Some communities are deciding to pay an opt-out fee rather than house asylum seekers, while others are going beyond the call of duty. (SRF, swissinfo.ch)
More than 13,000 people have applied for asylum in Switzerland this year. They’re given shelter in different cantons around the country. The law states that Swiss communities must take in a certain number of asylum seekers in proportion to the size of their population. But in canton Aargau, villages are allowed to opt out of this obligation.
The community of Hirschthal should provide shelter for three people. The mayor offered room at the local civil protection facility. But the canton decided it wasn’t good enough. Since there were no other places available, the village decided to opt out and paid CHF4,000 per asylum seeker to house them elsewhere. It means the community will not have to take any asylum seekers for a whole year.

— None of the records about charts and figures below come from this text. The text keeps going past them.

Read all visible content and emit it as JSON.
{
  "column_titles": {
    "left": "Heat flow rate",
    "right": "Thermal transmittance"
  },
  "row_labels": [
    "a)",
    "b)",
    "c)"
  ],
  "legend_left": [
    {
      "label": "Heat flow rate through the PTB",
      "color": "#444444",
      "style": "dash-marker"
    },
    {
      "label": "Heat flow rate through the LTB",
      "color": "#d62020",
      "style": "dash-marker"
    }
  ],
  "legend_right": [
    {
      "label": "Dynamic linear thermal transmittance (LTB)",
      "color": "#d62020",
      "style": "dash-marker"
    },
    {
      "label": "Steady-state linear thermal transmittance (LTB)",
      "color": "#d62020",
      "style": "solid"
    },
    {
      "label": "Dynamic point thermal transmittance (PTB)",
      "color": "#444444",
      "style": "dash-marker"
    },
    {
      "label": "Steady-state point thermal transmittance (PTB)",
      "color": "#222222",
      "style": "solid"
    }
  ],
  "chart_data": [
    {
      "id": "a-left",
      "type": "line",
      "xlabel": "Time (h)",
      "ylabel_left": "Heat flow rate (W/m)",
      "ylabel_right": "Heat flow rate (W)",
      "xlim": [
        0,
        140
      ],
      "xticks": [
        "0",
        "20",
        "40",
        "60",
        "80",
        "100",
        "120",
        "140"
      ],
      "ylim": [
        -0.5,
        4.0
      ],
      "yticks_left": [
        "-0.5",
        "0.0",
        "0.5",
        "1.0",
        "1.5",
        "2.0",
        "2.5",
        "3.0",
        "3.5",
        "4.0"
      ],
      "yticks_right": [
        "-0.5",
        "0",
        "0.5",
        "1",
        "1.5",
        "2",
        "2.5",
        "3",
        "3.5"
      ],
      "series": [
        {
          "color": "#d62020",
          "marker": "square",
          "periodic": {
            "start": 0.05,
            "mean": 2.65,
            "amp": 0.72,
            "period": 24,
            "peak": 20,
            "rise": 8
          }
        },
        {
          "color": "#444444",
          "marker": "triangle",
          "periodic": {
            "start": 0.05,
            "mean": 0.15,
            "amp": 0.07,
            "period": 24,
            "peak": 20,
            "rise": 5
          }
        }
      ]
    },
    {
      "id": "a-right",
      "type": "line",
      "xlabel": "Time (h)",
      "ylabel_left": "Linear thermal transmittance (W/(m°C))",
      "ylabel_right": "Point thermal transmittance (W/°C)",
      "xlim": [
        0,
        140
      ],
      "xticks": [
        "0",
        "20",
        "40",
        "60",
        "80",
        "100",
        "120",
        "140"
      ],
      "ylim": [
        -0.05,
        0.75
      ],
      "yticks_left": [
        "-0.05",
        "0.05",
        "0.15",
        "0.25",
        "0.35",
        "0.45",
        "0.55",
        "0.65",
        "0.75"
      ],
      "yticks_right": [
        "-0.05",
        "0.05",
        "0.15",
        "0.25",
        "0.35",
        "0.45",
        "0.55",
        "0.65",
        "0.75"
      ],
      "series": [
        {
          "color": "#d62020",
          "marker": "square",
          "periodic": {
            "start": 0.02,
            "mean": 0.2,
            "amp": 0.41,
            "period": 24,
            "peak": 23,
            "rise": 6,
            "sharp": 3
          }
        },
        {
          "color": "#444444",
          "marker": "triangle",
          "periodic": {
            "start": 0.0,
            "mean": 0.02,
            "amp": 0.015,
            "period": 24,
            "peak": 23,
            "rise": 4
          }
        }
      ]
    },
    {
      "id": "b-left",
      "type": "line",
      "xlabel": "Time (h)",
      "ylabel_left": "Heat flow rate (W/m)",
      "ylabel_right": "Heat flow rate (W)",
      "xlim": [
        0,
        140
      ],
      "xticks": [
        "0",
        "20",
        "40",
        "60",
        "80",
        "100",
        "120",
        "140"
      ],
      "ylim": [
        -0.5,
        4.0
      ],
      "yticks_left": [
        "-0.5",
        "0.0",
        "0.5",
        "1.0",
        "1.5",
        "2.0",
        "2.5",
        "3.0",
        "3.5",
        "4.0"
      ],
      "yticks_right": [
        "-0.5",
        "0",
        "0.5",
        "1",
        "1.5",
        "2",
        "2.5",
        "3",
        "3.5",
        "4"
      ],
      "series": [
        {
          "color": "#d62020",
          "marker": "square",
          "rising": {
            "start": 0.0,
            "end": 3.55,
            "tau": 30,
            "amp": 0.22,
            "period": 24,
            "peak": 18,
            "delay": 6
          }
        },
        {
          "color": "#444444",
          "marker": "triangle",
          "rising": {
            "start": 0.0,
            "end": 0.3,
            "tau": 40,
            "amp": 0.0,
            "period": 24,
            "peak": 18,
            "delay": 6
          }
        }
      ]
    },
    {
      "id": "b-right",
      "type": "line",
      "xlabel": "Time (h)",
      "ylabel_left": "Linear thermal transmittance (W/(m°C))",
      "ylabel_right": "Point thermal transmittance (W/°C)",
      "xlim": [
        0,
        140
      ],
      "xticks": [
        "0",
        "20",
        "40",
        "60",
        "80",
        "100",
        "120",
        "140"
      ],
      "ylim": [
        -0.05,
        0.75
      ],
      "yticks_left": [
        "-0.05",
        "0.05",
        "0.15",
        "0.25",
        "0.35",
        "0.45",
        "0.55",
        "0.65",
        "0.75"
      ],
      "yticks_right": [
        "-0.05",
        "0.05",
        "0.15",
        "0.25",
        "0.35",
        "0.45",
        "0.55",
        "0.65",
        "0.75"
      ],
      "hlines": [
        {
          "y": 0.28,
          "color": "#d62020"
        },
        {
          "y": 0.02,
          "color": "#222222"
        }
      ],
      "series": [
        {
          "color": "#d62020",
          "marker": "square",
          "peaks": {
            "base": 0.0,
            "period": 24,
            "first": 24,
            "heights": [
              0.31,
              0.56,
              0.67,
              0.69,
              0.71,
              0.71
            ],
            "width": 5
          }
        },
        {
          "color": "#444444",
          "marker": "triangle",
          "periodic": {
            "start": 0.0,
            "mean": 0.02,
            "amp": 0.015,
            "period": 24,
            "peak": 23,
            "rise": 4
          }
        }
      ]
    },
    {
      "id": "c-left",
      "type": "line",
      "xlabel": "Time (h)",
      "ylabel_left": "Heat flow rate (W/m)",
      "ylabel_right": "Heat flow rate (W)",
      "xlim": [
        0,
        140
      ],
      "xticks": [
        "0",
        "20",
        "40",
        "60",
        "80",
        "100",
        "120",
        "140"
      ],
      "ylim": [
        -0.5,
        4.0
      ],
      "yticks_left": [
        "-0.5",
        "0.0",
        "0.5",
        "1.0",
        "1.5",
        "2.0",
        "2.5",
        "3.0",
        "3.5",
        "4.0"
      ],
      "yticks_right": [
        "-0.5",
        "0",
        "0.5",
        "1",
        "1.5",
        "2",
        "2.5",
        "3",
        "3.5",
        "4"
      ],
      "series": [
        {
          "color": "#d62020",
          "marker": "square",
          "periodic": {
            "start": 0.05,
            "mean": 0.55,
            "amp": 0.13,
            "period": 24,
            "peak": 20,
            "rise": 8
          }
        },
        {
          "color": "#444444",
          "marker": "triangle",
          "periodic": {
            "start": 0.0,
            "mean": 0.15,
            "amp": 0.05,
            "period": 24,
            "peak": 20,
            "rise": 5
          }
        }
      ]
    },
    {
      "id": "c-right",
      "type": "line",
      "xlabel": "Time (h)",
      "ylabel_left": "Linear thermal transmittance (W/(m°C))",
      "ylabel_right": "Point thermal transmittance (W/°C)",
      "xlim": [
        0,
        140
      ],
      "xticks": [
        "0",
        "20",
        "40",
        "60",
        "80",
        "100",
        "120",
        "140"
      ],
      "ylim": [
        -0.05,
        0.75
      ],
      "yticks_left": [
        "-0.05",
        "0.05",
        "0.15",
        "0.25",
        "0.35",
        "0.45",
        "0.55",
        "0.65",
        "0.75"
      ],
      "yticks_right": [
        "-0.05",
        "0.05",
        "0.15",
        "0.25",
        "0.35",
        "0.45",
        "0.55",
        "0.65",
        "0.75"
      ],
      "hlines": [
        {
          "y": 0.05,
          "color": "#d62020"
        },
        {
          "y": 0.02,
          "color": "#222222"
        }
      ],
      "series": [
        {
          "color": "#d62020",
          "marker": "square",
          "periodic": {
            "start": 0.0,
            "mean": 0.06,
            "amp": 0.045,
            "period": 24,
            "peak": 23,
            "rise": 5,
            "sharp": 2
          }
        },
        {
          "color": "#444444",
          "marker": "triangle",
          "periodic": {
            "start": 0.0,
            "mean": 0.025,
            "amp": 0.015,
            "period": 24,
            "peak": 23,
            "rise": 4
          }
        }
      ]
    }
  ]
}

The village of Beinwil am See took a different approach and decided to show solidarity and provide humanitarian aid. Instead of opting out, the community chose to provide shelter for six times more people than it was obliged to. Nearly 40 asylum seekers will soon move to the village’s former care centre. The mayor showed that this act of solidarity pays out financially.
Communities in canton Zug are not allowed to pay an opt out fee. So far, Walchwil has only provided five of the 20 spaces it should make available. The Zug cantonal authorities are discussing measures against communities like this that don’t comply with the regulations.